Amanda’s ambivalence about marriage and Patrick’s belief in the institution is just one of the queer/straight binaries that Deveau and Lipovetsky play with. There’s also the queerness within straight marriage that we gradually discover through the unfolding relationship between Tim and Tabby, with the former eventually embracing his glittery inner drag diva, and with the latter showing who in fact wears the pants in this family via the show-stopping number “A Girl’s Gotta Eat!” Indeed, part of the immense charm of Elbow Room Café: The Musical is that it knowingly traffics in the stereotypes and sentimentality of the musical genre at the same time as it exuberantly subverts and deconstructs them.

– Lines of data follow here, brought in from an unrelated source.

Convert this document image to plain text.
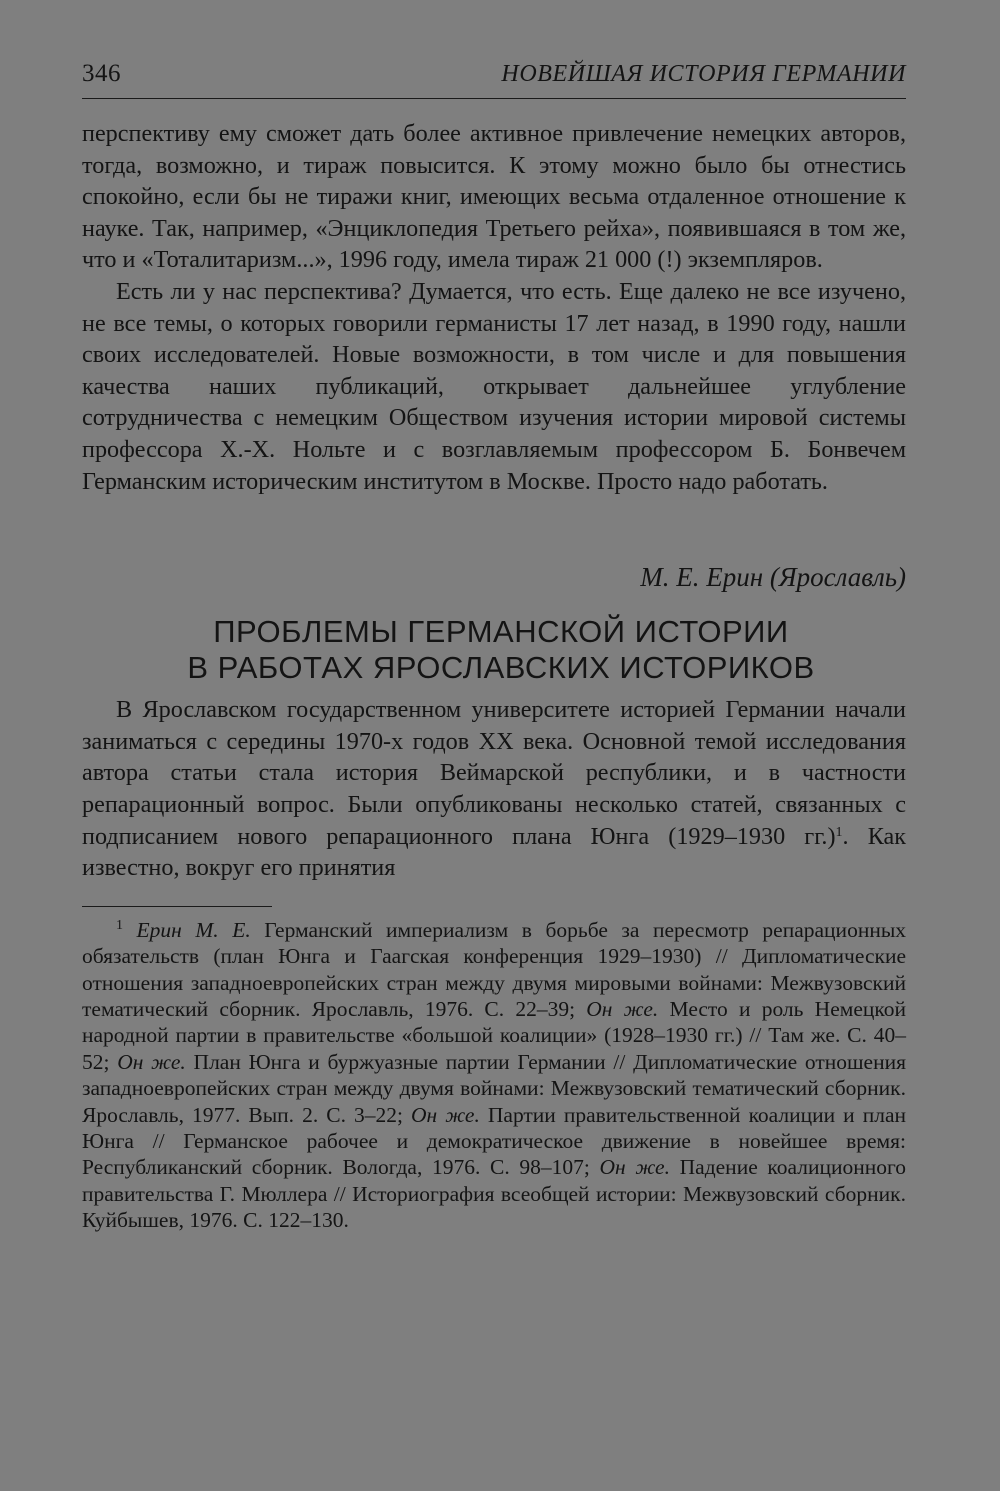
346	НОВЕЙШАЯ ИСТОРИЯ ГЕРМАНИИ

перспективу ему сможет дать более активное привлечение немецких авторов, тогда, возможно, и тираж повысится. К этому можно было бы отнестись спокойно, если бы не тиражи книг, имеющих весьма отдаленное отношение к науке. Так, например, «Энциклопедия Третьего рейха», появившаяся в том же, что и «Тоталитаризм...», 1996 году, имела тираж 21 000 (!) экземпляров.

Есть ли у нас перспектива? Думается, что есть. Еще далеко не все изучено, не все темы, о которых говорили германисты 17 лет назад, в 1990 году, нашли своих исследователей. Новые возможности, в том числе и для повышения качества наших публикаций, открывает дальнейшее углубление сотрудничества с немецким Обществом изучения истории мировой системы профессора Х.-Х. Нольте и с возглавляемым профессором Б. Бонвечем Германским историческим институтом в Москве. Просто надо работать.

М. Е. Ерин (Ярославль)
ПРОБЛЕМЫ ГЕРМАНСКОЙ ИСТОРИИ
В РАБОТАХ ЯРОСЛАВСКИХ ИСТОРИКОВ

В Ярославском государственном университете историей Германии начали заниматься с середины 1970-х годов XX века. Основной темой исследования автора статьи стала история Веймарской республики, и в частности репарационный вопрос. Были опубликованы несколько статей, связанных с подписанием нового репарационного плана Юнга (1929–1930 гг.)$^1$. Как известно, вокруг его принятия

$^1$ Ерин М. Е. Германский империализм в борьбе за пересмотр репарационных обязательств (план Юнга и Гаагская конференция 1929–1930) // Дипломатические отношения западноевропейских стран между двумя мировыми войнами: Межвузовский тематический сборник. Ярославль, 1976. С. 22–39; Он же. Место и роль Немецкой народной партии в правительстве «большой коалиции» (1928–1930 гг.) // Там же. С. 40–52; Он же. План Юнга и буржуазные партии Германии // Дипломатические отношения западноевропейских стран между двумя войнами: Межвузовский тематический сборник. Ярославль, 1977. Вып. 2. С. 3–22; Он же. Партии правительственной коалиции и план Юнга // Германское рабочее и демократическое движение в новейшее время: Республиканский сборник. Вологда, 1976. С. 98–107; Он же. Падение коалиционного правительства Г. Мюллера // Историография всеобщей истории: Межвузовский сборник. Куйбышев, 1976. С. 122–130.
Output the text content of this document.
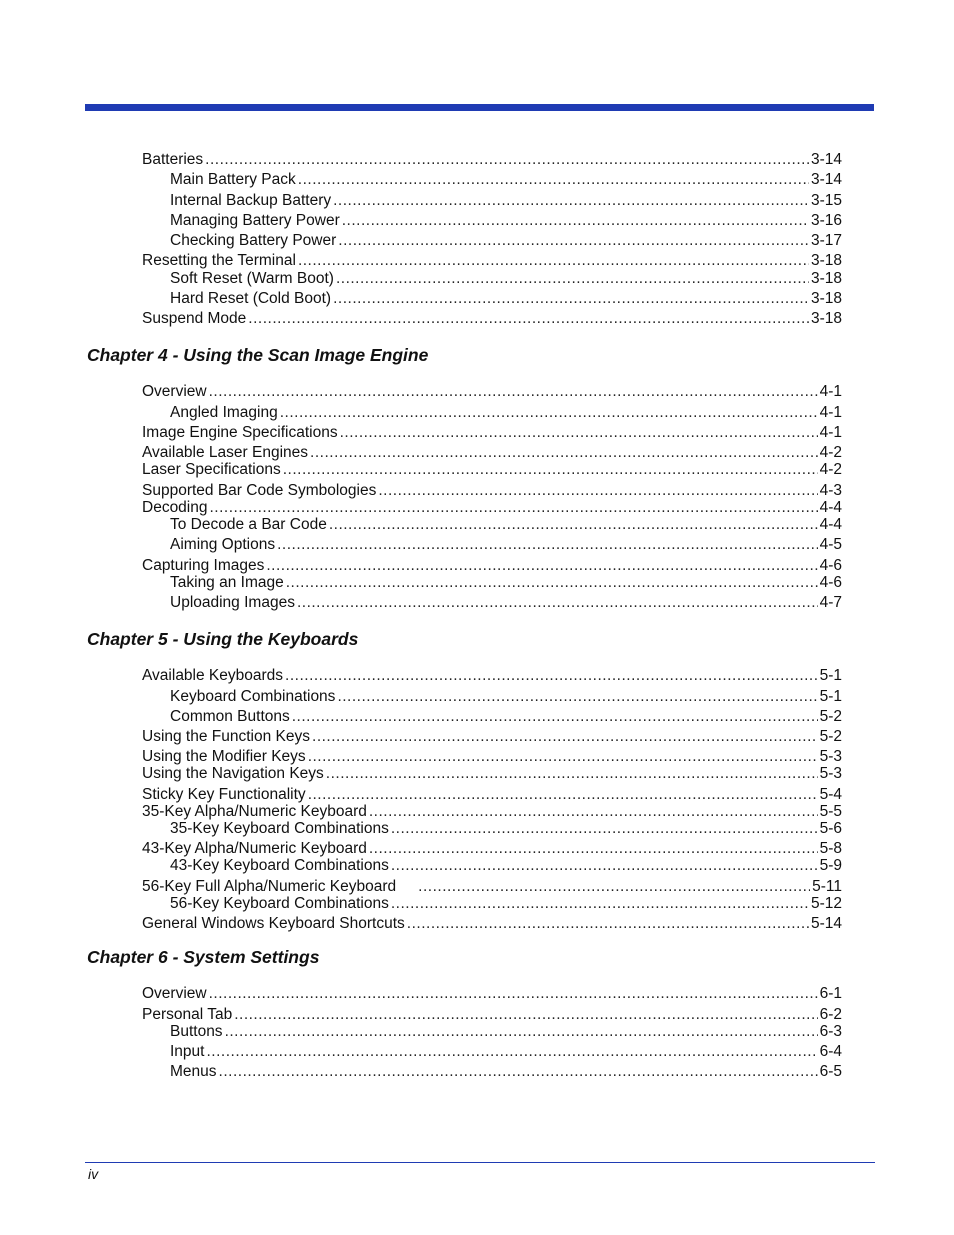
Batteries .....	3-14
Main Battery Pack .....	3-14
Internal Backup Battery .....	3-15
Managing Battery Power .....	3-16
Checking Battery Power .....	3-17
Resetting the Terminal .....	3-18
Soft Reset (Warm Boot) .....	3-18
Hard Reset (Cold Boot) .....	3-18
Suspend Mode .....	3-18
Chapter 4 - Using the Scan Image Engine
Overview .....	4-1
Angled Imaging .....	4-1
Image Engine Specifications .....	4-1
Available Laser Engines .....	4-2
Laser Specifications .....	4-2
Supported Bar Code Symbologies .....	4-3
Decoding .....	4-4
To Decode a Bar Code .....	4-4
Aiming Options .....	4-5
Capturing Images .....	4-6
Taking an Image .....	4-6
Uploading Images .....	4-7
Chapter 5 - Using the Keyboards
Available Keyboards .....	5-1
Keyboard Combinations .....	5-1
Common Buttons .....	5-2
Using the Function Keys .....	5-2
Using the Modifier Keys .....	5-3
Using the Navigation Keys .....	5-3
Sticky Key Functionality .....	5-4
35-Key Alpha/Numeric Keyboard .....	5-5
35-Key Keyboard Combinations .....	5-6
43-Key Alpha/Numeric Keyboard .....	5-8
43-Key Keyboard Combinations .....	5-9
56-Key Full Alpha/Numeric Keyboard .....	5-11
56-Key Keyboard Combinations .....	5-12
General Windows Keyboard Shortcuts .....	5-14
Chapter 6 - System Settings
Overview .....	6-1
Personal Tab .....	6-2
Buttons .....	6-3
Input .....	6-4
Menus .....	6-5
iv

Some of the jokes and one-liners in the book are groan-inducingly obvious and hammy (especially as delivered by Zinyk’s chief buffon, Patrick, who at one point wades into the audience looking for his next mark); but in every collective laugh or sigh of recognition we also experience a community in formation. That’s what we see in the camp aesthetic onstage in this work, and also in the legendary social gathering place upon which it is based. Like Tim and Tabby, if you’re not initially in on the joke then it’s up to you to find out why—and to find your own way in.
Not everything about Elbow Room Café: The Musical is perfect. In its current state it actually feels a bit book-heavy, with the exposition especially weighty in the overly long first act. One consequence of this is that before they come together, the structural shifts between each storyline sometimes mean that the bulk of the performers on stage are for long stretches left with very little to do except mime some bits of business at their respective tables. Overall, however, this is clearly a labour of love on everyone’s part, a musical that despite the relative intimacy of its scale (including a crackerjack all-female band of Sally Zori, Clare Wyatt and Molly MacKinnon) is so very big in its heart.